Human Rights Watch, however, did not.

Dafna Linzer and Julie Tate write in The Washington Post: "Human Rights Watch has identified 38 people who may have been held by the CIA and remain unaccounted for. Intelligence officials told The Post that the number of detainees held in such facilities over nearly five years remains classified but is higher than 60. Their whereabouts have not been publicly disclosed."

Linzer and Tate chronicle the story of Marwan Jabour, an accused al-Qaeda paymaster.

"His release from a secret facility in Afghanistan on June 30, 2006, was a surprise to Jabour -- and came just after the Supreme Court rejected the Bush administration's assertion that the Geneva Conventions do not apply to prisoners like him.

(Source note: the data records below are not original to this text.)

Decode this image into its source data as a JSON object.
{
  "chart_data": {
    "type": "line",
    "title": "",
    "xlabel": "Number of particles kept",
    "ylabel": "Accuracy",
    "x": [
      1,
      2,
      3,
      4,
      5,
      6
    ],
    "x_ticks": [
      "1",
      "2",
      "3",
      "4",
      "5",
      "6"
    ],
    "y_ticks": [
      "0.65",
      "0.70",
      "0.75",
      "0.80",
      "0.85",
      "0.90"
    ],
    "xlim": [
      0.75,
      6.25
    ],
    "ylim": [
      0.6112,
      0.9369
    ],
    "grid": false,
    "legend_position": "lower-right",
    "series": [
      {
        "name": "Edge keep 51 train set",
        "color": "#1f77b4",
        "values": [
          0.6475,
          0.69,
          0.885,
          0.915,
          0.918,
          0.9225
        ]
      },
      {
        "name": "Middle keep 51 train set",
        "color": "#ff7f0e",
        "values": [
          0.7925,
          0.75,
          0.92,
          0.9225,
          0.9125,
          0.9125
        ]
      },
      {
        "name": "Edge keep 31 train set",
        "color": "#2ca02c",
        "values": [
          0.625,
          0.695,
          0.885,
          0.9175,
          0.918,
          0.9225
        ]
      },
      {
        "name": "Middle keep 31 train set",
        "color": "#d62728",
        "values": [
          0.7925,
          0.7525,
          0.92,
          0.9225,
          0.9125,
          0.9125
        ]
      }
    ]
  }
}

"Jabour had spent two years in 'black sites' -- a network of secret internment facilities the CIA operated around the world. His account of life in that system, which he described in three interviews with The Washington Post, offers an inside view of a clandestine world that held far more prisoners than the 14 men President Bush acknowledged and had transferred out of CIA custody in September. . . .

"Jabour's experience -- also chronicled by Human Rights Watch, which yesterday issued a report on the fate of former 'black site' detainees -- often does not accord with the portrait the administration has offered of the CIA system, such as the number of people it held and the threat detainees posed. Although 14 detainees were publicly moved from CIA custody to the detention facility at Guantanamo Bay, Cuba, scores more have not been publicly identified by the U.S. government, and their whereabouts remain secret. Nor has the administration acknowledged that detainees such as Jabour, considered so dangerous and valuable that their detentions were kept secret, were freed. . . .

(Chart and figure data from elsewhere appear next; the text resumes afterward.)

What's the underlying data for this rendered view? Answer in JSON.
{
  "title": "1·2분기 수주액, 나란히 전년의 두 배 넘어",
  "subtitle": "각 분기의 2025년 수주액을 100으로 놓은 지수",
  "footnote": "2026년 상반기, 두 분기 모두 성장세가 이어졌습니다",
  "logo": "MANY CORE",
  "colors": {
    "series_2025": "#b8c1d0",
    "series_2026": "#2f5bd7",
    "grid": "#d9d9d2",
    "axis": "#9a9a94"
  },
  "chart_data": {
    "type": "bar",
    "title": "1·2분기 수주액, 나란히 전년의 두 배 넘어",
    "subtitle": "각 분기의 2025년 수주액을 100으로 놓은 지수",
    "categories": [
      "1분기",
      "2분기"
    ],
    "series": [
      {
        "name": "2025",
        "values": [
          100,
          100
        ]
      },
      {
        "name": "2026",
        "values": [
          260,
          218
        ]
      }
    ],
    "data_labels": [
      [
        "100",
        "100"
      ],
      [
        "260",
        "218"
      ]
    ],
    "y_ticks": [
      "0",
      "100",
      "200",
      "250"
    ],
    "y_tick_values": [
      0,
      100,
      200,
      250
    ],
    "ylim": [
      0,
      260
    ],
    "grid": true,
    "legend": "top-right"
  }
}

"Jabour said he was often naked during his first three months at the Afghan site. . . .

"He was . . . chained up and left for hours in painful positions more than 20 times and deprived of sleep for long periods. Sometimes he would have one hand chained to a section of his cell wall, making it impossible to stand or sit."

From Human Rights Watch: "'President Bush told us that the last 14 CIA prisoners were sent to Guantanamo, but there are many other prisoners "disappeared" by the CIA whose fate is still unknown,' said Joanne Mariner, terrorism and counterterrorism director at Human Rights Watch. 'The question is: what happened to these people and where are they now?' . . .

"Human Rights Watch expressed concern about what may have happened to the missing prisoners. One possibility is that the US may have transferred some of them to foreign prisons where they remain under the CIA's effective control.

"Another worrying possibility is that prisoners were transferred from CIA custody to places where they may face torture. A serious concern is that some of the missing prisoners might have been returned to their countries of origin, which include Algeria, Egypt, Libya and Syria, where the torture of terrorism suspects is common."